Will Bakx, founder of Sonoma Compost Co., in Petaluma, Calif., disagrees.
“I don’t feel so comfortable about it,” said Bakx, vice chair of the California Organic Recycling Council and an executive board member of the California Compost Coalition. “I think neighbors have been provided with another avenue to go after composting facilities.”
Bakx has first-hand knowledge about that.
In May, his 22-year-old operation was ordered permanently shut down to settle a federal water quality suit filed by a neighborhood group. The suit, which involved storm water runoff into a nearby creek, cited violations of the Clean Water Act, which regulates the discharge of any pollutant into waters of the U.S.
“Our situation had less to do with water quality than politics,” Bakx said. “The Clean Water Act was used as an excuse to shut us down.”
Which is precisely what concerns WOTUS opponents like Lehr and Hopper.
“The worst case scenario is the cost of fighting it legally when the EPA comes at somebody without just cause,” Lehr said.
Although Sonoma’s problems preceded the new WOTUS rule, Bakx said the new rule could make it difficult to operate a composting facility. Waste discharge requirements for compost operations, now under consideration by the California Water Boards, he said, are directly impacted by WOTUS.

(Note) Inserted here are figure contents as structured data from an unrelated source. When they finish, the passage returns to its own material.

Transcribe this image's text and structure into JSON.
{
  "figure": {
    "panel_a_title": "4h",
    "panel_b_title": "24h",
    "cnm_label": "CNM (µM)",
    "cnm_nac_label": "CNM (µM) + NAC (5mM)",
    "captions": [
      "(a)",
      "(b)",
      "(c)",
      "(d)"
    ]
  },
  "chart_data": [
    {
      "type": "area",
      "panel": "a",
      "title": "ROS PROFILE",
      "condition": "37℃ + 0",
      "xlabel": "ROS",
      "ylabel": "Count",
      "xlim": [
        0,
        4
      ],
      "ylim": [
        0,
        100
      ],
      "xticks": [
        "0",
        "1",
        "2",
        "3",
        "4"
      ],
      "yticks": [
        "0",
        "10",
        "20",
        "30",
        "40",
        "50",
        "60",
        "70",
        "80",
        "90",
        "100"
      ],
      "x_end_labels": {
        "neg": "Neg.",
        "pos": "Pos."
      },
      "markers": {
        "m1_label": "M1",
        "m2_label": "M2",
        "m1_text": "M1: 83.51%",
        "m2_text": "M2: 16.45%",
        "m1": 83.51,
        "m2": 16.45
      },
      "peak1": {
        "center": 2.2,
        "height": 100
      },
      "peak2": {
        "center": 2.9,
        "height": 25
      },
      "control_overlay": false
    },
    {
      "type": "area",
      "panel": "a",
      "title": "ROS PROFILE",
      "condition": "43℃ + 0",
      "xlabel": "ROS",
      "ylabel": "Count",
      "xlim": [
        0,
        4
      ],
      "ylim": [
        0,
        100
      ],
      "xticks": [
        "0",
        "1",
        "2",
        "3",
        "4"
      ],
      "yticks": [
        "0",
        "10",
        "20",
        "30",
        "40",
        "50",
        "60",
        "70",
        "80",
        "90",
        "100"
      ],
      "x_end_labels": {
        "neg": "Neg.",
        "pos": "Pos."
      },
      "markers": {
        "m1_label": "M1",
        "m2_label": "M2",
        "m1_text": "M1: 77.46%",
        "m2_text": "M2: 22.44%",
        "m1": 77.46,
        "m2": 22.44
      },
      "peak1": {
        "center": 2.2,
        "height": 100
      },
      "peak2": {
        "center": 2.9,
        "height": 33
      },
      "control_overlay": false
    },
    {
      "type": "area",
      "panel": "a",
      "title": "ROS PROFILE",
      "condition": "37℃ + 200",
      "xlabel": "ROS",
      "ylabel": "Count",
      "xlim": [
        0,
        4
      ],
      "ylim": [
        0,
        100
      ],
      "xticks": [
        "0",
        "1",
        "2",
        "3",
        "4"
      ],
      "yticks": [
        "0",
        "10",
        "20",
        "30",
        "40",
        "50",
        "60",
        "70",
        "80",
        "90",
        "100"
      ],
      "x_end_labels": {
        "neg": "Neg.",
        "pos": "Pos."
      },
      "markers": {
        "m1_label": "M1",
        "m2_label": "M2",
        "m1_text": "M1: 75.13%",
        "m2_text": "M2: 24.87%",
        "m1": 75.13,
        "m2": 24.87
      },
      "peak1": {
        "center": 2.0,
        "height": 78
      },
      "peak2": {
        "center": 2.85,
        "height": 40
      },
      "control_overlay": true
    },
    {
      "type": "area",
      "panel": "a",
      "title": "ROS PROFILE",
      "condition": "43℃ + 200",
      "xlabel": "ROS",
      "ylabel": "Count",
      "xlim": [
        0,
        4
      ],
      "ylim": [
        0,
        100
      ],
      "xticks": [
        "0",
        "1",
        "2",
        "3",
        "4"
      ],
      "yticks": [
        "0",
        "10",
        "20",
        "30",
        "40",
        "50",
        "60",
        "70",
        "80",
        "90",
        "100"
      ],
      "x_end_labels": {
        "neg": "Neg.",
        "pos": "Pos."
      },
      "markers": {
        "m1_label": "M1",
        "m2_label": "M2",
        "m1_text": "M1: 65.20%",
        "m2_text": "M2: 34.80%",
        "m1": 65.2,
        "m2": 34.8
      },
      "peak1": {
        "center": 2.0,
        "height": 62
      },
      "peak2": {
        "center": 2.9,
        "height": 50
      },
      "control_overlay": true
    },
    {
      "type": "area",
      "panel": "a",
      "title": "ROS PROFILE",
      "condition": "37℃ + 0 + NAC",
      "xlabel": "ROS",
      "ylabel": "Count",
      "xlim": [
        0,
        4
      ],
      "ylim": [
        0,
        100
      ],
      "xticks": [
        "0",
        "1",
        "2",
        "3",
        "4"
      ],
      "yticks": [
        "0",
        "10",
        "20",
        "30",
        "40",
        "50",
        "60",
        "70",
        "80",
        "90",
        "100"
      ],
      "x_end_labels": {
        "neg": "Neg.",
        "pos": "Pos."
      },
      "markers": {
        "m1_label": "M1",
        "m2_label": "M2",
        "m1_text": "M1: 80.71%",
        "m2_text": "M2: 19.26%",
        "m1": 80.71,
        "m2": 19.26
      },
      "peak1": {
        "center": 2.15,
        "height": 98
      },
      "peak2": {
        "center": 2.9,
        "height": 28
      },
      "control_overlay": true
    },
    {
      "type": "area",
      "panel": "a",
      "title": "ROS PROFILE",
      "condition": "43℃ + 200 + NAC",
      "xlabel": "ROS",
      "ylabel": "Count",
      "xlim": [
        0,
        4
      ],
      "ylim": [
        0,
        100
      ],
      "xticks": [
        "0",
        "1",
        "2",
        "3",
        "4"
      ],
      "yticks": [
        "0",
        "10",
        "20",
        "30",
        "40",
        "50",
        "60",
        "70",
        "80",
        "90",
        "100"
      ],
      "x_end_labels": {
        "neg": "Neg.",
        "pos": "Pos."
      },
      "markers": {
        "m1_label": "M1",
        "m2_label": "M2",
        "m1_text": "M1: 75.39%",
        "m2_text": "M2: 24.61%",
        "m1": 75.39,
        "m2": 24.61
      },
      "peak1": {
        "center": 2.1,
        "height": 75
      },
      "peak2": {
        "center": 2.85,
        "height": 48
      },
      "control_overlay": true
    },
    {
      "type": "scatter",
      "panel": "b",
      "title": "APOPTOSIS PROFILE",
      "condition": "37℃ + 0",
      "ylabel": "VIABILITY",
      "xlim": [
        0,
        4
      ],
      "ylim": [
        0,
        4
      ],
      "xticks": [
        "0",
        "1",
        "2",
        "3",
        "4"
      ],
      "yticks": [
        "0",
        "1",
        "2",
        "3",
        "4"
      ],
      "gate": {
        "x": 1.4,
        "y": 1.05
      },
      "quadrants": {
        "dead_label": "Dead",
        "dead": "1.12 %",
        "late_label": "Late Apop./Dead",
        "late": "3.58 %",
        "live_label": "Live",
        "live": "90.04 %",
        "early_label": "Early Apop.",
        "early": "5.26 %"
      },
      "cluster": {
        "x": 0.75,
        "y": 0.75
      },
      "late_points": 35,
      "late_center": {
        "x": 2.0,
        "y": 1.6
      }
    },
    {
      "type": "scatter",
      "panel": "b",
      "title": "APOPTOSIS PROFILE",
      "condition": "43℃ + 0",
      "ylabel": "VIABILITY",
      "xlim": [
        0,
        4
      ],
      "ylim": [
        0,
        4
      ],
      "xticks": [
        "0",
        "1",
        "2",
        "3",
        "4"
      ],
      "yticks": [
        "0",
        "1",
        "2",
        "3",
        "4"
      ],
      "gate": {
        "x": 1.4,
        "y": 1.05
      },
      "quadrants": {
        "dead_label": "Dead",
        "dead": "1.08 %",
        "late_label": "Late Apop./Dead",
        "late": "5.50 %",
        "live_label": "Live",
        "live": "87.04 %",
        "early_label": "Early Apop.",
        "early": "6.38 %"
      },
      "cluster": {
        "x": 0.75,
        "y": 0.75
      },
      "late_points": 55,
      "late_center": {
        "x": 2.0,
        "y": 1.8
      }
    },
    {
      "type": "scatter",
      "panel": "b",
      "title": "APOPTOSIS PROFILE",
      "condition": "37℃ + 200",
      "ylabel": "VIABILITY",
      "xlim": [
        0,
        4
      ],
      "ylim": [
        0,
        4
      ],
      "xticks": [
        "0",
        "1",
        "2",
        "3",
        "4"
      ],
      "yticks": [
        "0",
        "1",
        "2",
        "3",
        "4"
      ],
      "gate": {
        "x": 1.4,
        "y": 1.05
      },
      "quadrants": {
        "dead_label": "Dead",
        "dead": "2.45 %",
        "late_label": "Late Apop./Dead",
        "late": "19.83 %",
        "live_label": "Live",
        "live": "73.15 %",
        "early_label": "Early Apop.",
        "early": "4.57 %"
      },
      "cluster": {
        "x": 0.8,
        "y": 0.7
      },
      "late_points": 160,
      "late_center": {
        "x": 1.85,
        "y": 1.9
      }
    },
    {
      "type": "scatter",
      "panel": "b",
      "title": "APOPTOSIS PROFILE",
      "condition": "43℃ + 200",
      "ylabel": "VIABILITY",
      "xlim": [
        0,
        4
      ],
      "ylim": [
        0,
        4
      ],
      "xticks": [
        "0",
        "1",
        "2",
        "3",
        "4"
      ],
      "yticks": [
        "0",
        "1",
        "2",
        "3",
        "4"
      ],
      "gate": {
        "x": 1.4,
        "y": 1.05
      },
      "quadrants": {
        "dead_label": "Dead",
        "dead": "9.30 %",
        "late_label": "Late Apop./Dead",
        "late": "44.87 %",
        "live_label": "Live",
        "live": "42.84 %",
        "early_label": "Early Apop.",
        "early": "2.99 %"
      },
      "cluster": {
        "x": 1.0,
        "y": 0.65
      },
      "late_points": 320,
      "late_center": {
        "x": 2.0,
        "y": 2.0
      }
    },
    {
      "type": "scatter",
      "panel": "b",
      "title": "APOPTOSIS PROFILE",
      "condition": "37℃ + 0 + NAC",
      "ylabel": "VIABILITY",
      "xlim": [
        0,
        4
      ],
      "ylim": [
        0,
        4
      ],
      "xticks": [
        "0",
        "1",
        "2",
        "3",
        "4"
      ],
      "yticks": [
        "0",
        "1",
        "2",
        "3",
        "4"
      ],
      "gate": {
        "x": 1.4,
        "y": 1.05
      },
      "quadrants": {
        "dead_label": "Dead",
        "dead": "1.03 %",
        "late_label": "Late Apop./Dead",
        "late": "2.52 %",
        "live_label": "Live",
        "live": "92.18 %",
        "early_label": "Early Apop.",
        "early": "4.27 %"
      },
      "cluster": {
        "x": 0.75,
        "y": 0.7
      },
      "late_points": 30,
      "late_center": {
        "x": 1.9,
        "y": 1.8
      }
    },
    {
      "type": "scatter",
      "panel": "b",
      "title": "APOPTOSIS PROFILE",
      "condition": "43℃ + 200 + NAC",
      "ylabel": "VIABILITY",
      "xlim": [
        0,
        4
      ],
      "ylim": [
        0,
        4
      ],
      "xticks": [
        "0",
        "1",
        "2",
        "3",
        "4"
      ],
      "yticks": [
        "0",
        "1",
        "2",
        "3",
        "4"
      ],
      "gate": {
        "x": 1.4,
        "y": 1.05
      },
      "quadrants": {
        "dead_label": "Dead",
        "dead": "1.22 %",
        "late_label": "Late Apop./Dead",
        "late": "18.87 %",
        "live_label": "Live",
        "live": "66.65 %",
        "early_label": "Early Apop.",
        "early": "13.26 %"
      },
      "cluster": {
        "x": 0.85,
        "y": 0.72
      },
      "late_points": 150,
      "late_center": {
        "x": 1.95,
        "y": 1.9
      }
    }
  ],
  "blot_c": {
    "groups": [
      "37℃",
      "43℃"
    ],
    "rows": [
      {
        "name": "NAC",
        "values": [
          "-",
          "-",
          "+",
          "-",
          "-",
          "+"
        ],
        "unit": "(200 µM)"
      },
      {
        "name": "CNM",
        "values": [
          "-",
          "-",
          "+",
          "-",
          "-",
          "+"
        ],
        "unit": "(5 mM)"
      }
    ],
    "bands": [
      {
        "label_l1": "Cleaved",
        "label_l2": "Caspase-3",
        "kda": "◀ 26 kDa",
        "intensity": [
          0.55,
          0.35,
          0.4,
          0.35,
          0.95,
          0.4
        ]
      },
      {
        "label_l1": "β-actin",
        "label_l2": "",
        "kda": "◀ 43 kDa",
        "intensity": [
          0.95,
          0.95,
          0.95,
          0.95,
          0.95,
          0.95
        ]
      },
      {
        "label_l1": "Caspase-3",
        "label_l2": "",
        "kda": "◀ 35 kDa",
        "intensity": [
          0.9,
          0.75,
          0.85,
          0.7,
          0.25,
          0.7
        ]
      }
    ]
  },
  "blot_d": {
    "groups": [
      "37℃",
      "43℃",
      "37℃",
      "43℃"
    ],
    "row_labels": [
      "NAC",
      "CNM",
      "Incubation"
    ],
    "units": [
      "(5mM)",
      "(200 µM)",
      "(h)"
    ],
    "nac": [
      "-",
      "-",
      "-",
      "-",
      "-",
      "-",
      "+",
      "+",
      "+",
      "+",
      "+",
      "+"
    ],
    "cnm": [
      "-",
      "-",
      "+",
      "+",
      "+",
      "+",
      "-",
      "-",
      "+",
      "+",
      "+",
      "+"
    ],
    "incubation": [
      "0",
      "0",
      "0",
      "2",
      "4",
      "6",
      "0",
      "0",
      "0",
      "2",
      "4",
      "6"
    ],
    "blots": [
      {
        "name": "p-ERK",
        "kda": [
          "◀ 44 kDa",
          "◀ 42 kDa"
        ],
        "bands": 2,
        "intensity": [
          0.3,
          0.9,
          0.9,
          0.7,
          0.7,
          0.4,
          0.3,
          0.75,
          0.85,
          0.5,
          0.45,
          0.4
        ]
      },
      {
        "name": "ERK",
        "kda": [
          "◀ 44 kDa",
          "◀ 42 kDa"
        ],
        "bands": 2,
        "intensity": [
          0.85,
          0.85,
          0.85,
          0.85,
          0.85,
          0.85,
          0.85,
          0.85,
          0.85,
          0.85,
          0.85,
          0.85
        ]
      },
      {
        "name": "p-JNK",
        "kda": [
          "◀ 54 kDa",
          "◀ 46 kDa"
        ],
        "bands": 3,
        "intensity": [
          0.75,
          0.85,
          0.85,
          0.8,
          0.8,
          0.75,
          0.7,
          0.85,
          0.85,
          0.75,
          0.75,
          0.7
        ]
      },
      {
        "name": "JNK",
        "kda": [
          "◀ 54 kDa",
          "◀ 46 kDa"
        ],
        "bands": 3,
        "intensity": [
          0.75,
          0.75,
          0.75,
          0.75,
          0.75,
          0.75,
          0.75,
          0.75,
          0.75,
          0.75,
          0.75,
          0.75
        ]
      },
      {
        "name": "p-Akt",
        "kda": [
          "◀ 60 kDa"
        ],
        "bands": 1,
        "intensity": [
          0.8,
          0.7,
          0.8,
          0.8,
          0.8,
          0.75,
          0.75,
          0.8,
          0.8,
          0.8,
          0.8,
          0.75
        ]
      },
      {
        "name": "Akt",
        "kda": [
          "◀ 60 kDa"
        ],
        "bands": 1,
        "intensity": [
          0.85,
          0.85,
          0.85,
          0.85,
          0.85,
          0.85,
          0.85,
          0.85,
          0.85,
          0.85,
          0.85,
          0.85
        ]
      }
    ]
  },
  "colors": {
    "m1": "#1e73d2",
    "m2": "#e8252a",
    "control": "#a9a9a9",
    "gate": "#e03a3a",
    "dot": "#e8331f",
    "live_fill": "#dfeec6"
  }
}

“Although they say otherwise, the state guidelines basically require a zero discharge facility,” Bakx said. “It will present significant costs to operators. It’s ironic, isn’t is, that there is a mandate to divert organics from the landfill, then they make it expensive to do it. If you’re in an area where landfill tipping fees are $25 a ton, how can you set up a composting facility that will cost you $50 a ton to operate?”
Implementation unlikely
Lawsuits like the one filed by PLF on behalf of the landowners, state cattlemen’s associations of California, Washington and New Mexico and others, Lehr said, will likely prevent WOTUS from ever going into effect.
On August 12, the Southern District Court of Georgia held a hearing on the preliminary injunction motion filed by 11 states opposing the rule. Chief Judge Lisa Godbey Wood said she would rule by the WOTUS implementation date of August 28 on the preliminary injunction motion filed by 11 states opposing the rule.
“I am the world’s leading optimist so it is not conceivable to me that this could ever become the law of the land,” Lehr said.